My program uses shared memory as a data storage. This data must be available to any application running, and fetching this data must be fast. But some applications can run on different NUMA nodes, and data access for them is realy expensive. Is data duplication for every NUMA node is the only way for doing this?

Evgeny Lazin
  • 9,193
  • 6
  • 47
  • 83
  • 1
    It is very depend on how (in what order) your program accesses data, and how it does write it – osgx Aug 05 '11 at 11:38
  • 1
    Memory access pattern is absolutely unpredictable – Evgeny Lazin Aug 05 '11 at 11:53
  • 1
    So, it is "absolutely unpredictable" how make the program NUMA-ready. You can just start the program as on SMP, and if it has bad memory access pattern, it will run slow. (Numa allow access to other node's memory with higher cost than to local memory) – osgx Aug 05 '11 at 11:56

1 Answers1

5

There are two primary sources of slowdown that can be attributed to NUMA. The first is the increased latency of remote access which can vary depending on the platform. On the platforms that I work with, there is about a 30% hit in latency.

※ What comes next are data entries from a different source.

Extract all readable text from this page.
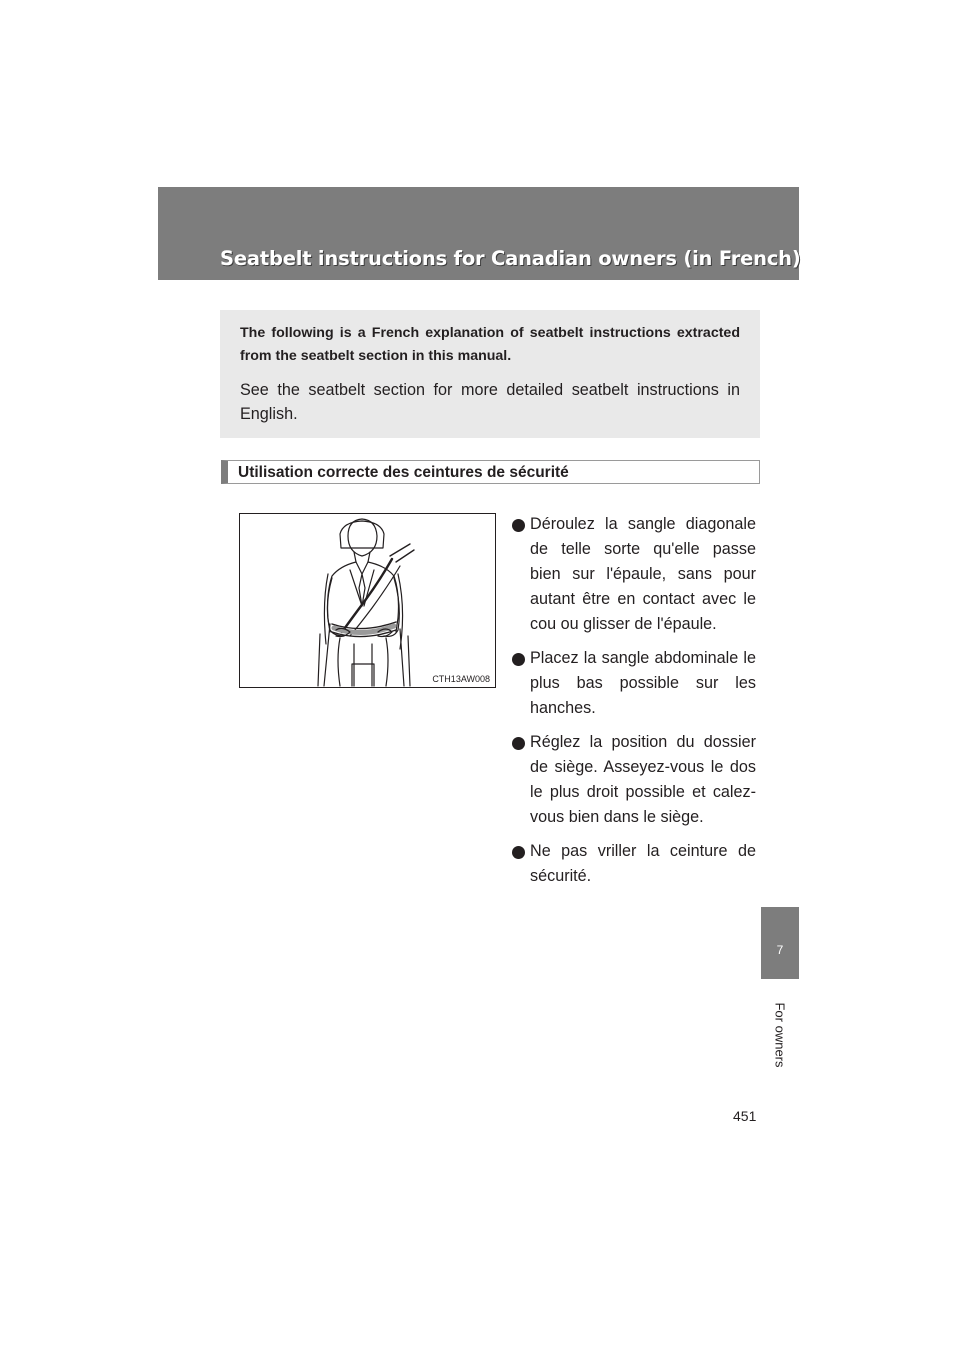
Seatbelt instructions for Canadian owners (in French)

The following is a French explanation of seatbelt instructions extracted from the seatbelt section in this manual.

See the seatbelt section for more detailed seatbelt instructions in English.

Utilisation correcte des ceintures de sécurité
CTH13AW008
Déroulez la sangle diagonale de telle sorte qu'elle passe bien sur l'épaule, sans pour autant être en contact avec le cou ou glisser de l'épaule.
Placez la sangle abdominale le plus bas possible sur les hanches.
Réglez la position du dossier de siège. Asseyez-vous le dos le plus droit possible et calez-vous bien dans le siège.
Ne pas vriller la ceinture de sécurité.
7
For owners
451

The other source of performance loss can come from contention over the communication links and controllers between NUMA nodes.

The default allocation scheme for Linux is to allocate the data on the node where it was created. If majority of the data in the application is initialized by a single thread then it'll generate a lot of cross NUMA domain traffic and contention for that one memory node.

If your data is read only, then replication is a good solution.

Otherwise, interleaving the data allocation across all your nodes will distribute the requests across all the nodes and will help relieve congestion.

To interleave the data, you can use set_mempolicy() from numaif.h if you are using Linux.

osgx
  • 90,338
  • 53
  • 357
  • 513
Mark
  • 3,177
  • 4
  • 26
  • 37